Honyaki knives start with a solid piece of high carbon steel, something that can attain more than 61 HRC. At this hardness a knife is extremely fragile and dropping on a tiled floor would be devastating. What makes honyaki knives different from zenko knives is how they are heat treated, especially when they are quenched. Quenching is when a blacksmith heats up steel to a precise temperature and dunks the hot blade in either water or oil, which hardens the steel. When they quench 90% (awase, kasumi, sanmai, etc…) of knives, blacksmiths will evenly coat the blade with clay mud for even heat distribution. When they quench honyaki knives, they do it differently.
Instead of evenly coating the blade with clay, the blacksmiths put a thin layer close to the edge and a thicker layer of clay on the spine. This causes the edge to achieve the high temperature necessary to quench before the spine does. Called differential heat quenching, this process leaves the spine softer than the edge and able to act as a cushion like the lamination does in other knives. A line forms in the steel where the clay thickness differs and is called the hamon. Because this technique was used by swordsmiths, kitchen knife makers named the process honyaki from the words honmono (genuine) and yakiire (quench).
The difference between water quenching and oil quenching depends on the steel that a blacksmith chooses to work with. White carbon steel will get the best results from water quenching because white carbon steel can get hardened at lower temperatures when quenched in water than oil. To achieve a hardness of HRC 65+ you only need to heat white #2 carbon steel to 775℃ when quenching in water, but have to increase the temperature to 850℃ if using oil. The higher heat increases the size of the steel particles resulting in the knife being more fragile and there is the potential that the steel could lose carbon which would make the blade softer than it should be. On the other hand, blue carbon steel has better quenchability (Read more about this in the book The Knifenerd Guide to Japanese Knives) so it can attain a hardness of HRC 64 by heating to 800℃ and quenching in oil.

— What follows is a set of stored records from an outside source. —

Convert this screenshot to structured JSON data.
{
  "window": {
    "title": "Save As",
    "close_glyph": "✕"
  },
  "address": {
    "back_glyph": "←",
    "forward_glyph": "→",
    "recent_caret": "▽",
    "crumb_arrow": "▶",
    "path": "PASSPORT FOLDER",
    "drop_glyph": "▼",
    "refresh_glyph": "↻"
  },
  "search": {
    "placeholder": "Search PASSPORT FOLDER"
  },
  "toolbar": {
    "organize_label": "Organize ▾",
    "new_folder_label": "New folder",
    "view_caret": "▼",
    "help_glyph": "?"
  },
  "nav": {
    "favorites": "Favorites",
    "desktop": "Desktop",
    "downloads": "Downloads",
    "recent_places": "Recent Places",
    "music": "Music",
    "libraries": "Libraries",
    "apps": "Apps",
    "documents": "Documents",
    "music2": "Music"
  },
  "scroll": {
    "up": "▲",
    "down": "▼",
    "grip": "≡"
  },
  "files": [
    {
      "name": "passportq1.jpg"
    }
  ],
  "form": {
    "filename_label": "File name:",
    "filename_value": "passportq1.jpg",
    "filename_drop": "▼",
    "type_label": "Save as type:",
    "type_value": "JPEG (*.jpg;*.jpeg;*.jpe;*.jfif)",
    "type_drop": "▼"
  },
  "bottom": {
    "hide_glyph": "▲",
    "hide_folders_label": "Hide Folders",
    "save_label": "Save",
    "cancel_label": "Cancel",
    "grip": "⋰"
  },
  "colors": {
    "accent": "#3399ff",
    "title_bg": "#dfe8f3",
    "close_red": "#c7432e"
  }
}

Most honyaki knives are 3-4 times more expensive than awase knives. The reason is that differential heat quenching is much more difficult to perform and perfect. Even experienced master blacksmiths, like Togashi-san from Sakai, will have at least 1 in 10 blades crack or break after this style of heat treatment. I assume that when austenite changes into martensite, the steel will expand, but the part of the knife protected by thicker clay does not expand as much as the part with a thinner coating. This different expansion rate in one piece of steel will cause a blade to crack but when it is finished properly and a hamon is exposed, honyaki are perhaps the most beautiful knives you will ever see.
These knives appeal to people for all kinds of reasons. Knives produced this way aren’t prone to bending or warping as steel ages and contracts. The finished knife is incredibly hard; making it sharper than most other knives, even those made of similar materials. The trade-off comes when it is time to sharpen and in durability. Ultra-hard steels can take longer to sharpen and are more fragile than others. When it comes to sharpen a honyaki knife, take your time and be careful. There’s no need to rush.
Getting a honyaki gyuto from Sakai, a place known for the more traditional single-bevel shapes, was no small feat. We specially requested the material and quenching method, blacksmith, and sharpener. There really are no other knives like these ones and they are a great addition to any serious collector’s kitchen. Just because they’re fancy doesn’t mean you shouldn’t use them.